Tuttavia, c’è un punto dell’analisi di Emiliano Brancaccio che anche i cattolici possono ritenere di poter sottoscrivere con relativa tranquillità. Questo punto è quello in cui egli afferma quanto segue:  «Cosí come è da ritenersi risibile l’idea, molto diffusa a sinistra, secondo cui l’abbandono dell’euro comporterebbe inesorabilmente una svalutazione di tale portata da generare un crollo verticale dei salari reali, cosí pure risulta infondata la tesi di chi esclude l’eventualità di un impatto negativo sui salari e sulla distribuzione del reddito. Un elemento certo tuttavia sussiste: l’uscita da un regime di cambio fisso può avere un impatto negativo o meno sul potere d’acquisto dei lavoratori e sulla distribuzione del reddito nazionale a seconda che esistano meccanismi istituzionali – scala mobile, contratti nazionali, prezzi amministrati, ecc. – in grado di agganciare i salari alla dinamica dei prezzi e della produttività. Escludere tali meccanismi implica, in buona sostanza, un’uscita dall’euro “da destra”.Contemplarli significa predisporre un’uscita “da sinistra”» (ivi).

Non ci sono prove di nessun genere che con l’Europa unita economicamente e burocraticamente, con l’euro, con la BCE, con la troika, con l’ulteriore supporto dello stesso Fondo Monetario Internazionale, nelle loro forme attuali, i popoli europei nel loro insieme abbiano ricevuto o potranno ricevere dei veri benefici, mentre appare innegabile che il fronte europeo è oggi molto più diviso da interessi e programmi monetari e fiscali di quanto non fosse sino a prima della costituzione della stessa UE.

E, in ogni caso, questo è certamente vero già ora per nazioni come la Grecia, Cipro, il Portogallo, la Spagna, l’Italia o la stessa Francia, cioè per porzioni cosí consistenti d’Europa che voler continuare a parlare d’Europa e di questa Europa a tutti i costi come dell’unica possibile sarebbe come voler scommettere non sulla rinascita ma sull’ineluttabile e tragico declino della stessa Europa oltre che delle singole entità statuali nazionali.

Almeno i cattolici non possono consentirlo e non possono stare ancora ad ascoltare gli ottimistici ma irrealistici e propagandistici discorsi politici di strani cattolici come Enrico Letta che continua a ritenere di poter meglio difendere i poveri difendendo i ricchi e che non potrà esorcizzare il fallimento della sua esperienza governativa semplicemente definendo indistintamente “populisti” tutti coloro che avversano un’Europa costruita ad immagine e somiglianza di ricche e potenti plutocrazie internazionali.

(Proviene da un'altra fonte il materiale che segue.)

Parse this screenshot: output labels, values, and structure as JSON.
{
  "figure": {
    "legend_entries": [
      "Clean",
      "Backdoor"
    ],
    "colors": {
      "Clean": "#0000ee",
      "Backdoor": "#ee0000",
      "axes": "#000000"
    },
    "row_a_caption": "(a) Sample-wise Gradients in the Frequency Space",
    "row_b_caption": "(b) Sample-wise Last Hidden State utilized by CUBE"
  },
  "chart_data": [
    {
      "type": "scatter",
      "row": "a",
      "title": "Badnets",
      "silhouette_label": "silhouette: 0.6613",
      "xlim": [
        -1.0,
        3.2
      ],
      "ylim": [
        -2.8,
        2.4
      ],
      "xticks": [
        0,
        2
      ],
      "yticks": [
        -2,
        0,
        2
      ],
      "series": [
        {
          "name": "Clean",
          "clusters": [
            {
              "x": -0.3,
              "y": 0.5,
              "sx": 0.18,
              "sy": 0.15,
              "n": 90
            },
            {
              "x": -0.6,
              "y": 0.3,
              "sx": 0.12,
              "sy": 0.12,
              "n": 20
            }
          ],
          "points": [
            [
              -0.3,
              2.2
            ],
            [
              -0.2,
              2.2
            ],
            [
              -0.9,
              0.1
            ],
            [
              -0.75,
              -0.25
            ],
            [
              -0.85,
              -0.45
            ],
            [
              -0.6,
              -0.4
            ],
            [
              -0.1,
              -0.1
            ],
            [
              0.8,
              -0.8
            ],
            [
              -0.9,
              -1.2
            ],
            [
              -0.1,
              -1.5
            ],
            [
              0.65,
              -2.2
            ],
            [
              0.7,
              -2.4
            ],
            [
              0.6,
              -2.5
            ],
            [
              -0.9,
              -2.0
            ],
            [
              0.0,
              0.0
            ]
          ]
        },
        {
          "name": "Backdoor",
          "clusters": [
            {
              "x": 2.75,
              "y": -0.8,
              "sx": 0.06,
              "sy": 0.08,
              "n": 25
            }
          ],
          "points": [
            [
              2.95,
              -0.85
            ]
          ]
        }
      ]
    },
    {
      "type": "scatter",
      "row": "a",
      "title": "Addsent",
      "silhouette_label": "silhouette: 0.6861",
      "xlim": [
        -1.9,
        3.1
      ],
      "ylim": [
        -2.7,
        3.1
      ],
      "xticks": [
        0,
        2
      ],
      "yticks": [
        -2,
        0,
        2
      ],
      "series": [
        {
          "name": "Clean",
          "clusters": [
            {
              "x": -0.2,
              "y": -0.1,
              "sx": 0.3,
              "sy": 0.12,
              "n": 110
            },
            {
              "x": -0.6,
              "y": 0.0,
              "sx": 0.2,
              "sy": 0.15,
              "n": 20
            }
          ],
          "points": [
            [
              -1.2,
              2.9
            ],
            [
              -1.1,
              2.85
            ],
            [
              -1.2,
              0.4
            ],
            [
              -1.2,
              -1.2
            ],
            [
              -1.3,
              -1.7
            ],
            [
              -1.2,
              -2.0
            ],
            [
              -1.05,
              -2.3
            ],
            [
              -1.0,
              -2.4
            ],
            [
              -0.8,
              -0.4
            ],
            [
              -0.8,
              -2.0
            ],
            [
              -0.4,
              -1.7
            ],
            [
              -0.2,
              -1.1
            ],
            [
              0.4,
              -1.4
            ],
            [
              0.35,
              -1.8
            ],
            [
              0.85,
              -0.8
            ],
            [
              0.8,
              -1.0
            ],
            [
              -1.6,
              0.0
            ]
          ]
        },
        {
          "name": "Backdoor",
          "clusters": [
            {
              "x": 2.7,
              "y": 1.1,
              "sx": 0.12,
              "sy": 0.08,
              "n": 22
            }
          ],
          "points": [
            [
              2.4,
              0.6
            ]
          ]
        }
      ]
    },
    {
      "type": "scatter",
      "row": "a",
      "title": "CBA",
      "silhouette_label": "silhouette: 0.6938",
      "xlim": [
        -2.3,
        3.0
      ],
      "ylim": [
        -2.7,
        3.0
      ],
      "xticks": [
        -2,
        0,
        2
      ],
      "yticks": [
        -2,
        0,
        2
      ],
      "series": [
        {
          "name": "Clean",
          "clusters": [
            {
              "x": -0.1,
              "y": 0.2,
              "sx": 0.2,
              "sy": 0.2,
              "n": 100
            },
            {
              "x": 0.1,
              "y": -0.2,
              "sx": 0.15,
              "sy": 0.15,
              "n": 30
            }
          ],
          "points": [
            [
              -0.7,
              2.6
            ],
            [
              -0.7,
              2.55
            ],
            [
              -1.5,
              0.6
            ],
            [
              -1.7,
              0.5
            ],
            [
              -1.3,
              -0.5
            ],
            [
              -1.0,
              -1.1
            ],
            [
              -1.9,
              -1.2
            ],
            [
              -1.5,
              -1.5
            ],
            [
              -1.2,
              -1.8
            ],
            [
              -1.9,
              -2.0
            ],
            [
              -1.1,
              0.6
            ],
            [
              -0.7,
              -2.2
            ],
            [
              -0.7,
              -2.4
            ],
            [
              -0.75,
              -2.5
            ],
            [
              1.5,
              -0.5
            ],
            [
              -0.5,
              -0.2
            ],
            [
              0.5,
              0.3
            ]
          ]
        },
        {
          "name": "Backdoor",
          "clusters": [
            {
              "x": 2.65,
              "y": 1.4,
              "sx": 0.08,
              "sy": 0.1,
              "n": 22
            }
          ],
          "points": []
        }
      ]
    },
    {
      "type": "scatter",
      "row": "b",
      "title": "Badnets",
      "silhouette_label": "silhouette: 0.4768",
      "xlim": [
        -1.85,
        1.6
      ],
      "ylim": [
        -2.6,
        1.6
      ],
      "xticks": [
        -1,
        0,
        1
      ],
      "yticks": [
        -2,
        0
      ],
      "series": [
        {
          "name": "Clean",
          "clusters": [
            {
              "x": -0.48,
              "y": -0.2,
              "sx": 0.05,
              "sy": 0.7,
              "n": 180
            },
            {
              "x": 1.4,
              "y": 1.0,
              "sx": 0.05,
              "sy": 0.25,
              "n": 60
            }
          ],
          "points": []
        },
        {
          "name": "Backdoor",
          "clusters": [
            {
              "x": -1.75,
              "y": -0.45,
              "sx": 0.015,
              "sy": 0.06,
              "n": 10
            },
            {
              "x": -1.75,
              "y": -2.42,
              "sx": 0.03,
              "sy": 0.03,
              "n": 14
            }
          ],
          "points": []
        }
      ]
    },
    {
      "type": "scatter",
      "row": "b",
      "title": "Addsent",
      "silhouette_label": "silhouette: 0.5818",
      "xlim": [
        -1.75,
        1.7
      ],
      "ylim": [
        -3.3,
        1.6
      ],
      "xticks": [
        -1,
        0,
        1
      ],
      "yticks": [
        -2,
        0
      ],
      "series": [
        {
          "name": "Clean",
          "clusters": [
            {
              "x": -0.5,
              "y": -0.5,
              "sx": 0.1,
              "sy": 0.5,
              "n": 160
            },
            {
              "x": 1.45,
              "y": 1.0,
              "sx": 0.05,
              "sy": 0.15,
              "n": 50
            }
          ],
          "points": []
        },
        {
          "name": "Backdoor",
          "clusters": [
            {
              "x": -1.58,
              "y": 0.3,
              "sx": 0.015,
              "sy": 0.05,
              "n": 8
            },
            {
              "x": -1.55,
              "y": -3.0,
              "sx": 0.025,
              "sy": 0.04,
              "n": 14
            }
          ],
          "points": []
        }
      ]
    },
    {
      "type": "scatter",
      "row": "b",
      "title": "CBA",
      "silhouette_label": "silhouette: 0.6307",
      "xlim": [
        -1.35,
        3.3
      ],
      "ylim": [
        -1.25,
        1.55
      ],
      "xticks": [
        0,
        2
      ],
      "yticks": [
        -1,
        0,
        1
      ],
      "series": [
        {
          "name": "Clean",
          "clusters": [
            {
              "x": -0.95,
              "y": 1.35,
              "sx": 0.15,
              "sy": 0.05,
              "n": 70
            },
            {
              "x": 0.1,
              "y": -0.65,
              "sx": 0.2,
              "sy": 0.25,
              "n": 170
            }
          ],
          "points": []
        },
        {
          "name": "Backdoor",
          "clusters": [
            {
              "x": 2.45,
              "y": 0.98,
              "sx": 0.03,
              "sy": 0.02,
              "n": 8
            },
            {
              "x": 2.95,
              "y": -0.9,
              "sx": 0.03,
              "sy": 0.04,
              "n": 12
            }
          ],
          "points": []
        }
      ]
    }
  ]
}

Ma i cattolici, per contribuire a portare i loro paesi oltre l’Europa e l’euro dei mille inganni, non dovranno né cedere a tentazioni “complottistiche”, secondo le quali gli occulti “nemici” dei popoli debbano essere subito attaccati frontalmente e magari per mezzo di violente rivolte popolari o di atti politici inconsulti piuttosto che attraverso pacifiche ma risolute manifestazioni di dissenso e attraverso sagge ma avanzate politiche di mediazione con le autorità europee rispetto alle ciniche e fallimentari direttive sovranazionali che si vorrebbe continuare ad imporre, né fare promesse esorbitanti e strumentali come sono forse quelle che sta facendo in America in questo momento l’italo-americano Bill de Blasio.

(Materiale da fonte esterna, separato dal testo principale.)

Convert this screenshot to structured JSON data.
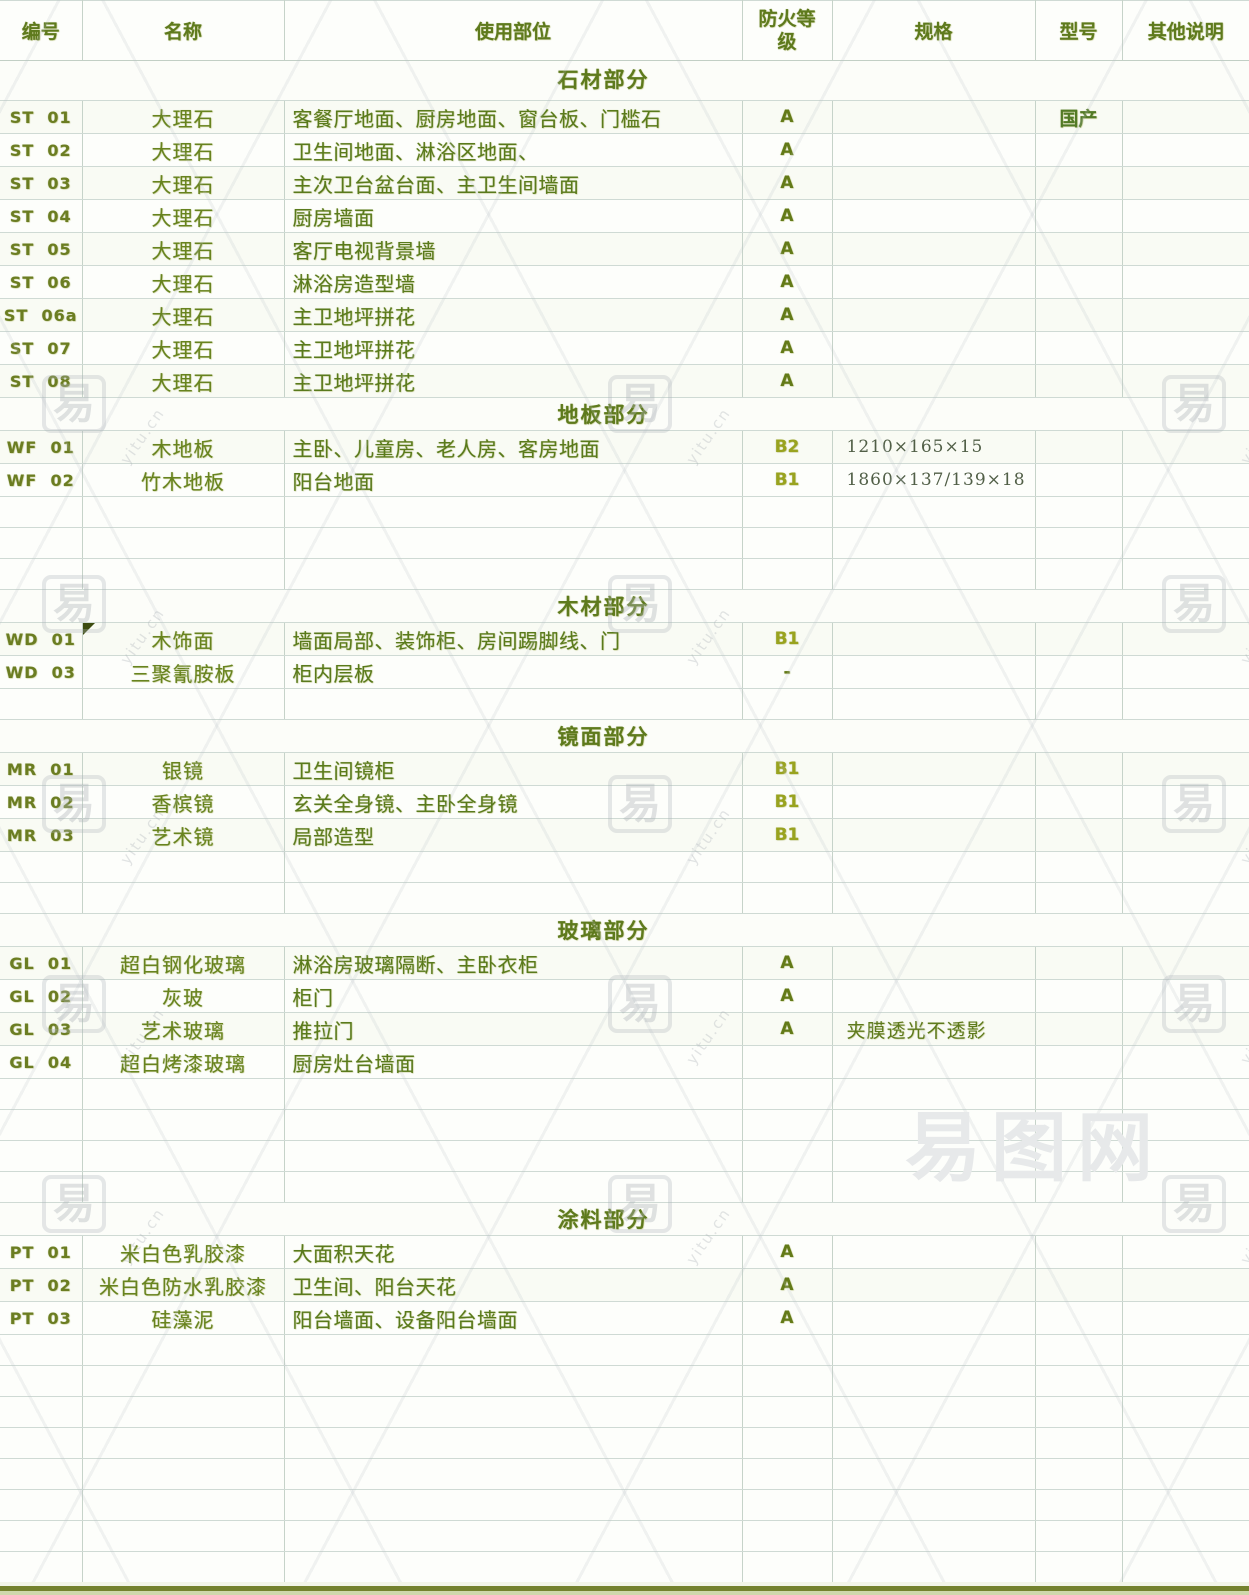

Essi saranno credibili solo se, mentre si impegneranno a persuadere i partners europei e i massimi organismi decisionali della finanza internazionale circa la necessità di ridiscutere trattati economici e fiscali già stipulati e di ridefinire in un senso di maggiore ragionevolezza ed equità i termini e le cifre dei “debiti sovrani” (e maggiore ragionevolezza ed equità converrebbero anche alla potente locomotiva economica della Germania merkeliana che potrebbe avere a sua volta problemi molto seri il giorno in cui tutti i suoi mercati di sbocco nel sud d’Europa dovessero crollare verticalmente), saranno poi in grado di ottenere una di queste due cose: o rilanciare un’idea europeista a livelli finalmente apprezzabili dal punto di vista etico e politico con ricadute economiche altrettanto efficaci o almeno non deprimenti per tutti gli Stati membri, o l’abbandono della prospettiva europeista e la riconquista della sovranità monetaria nazionale al fine di poter più dignitosamente tutelare i legittimi interessi nazionali con una spinta, maggiore di quella resa possibile oggi dagli odierni e spesso incomprensibili “vincoli” europei, a valorizzare le proprie risorse naturali, i propri prodotti alimentari e commerciali, e persino la propria forza lavoro di massa (dipendenti, operai, ricercatori e tecnici, lavoratori in genere) con politiche non solo fiscalmente e tributariamente equilibrate e tollerabili ma anche retributivamente e distributivamente adeguate e al tempo stesso capaci di affrontare la concorrenza internazionale ad alti o più alti livelli di produttività.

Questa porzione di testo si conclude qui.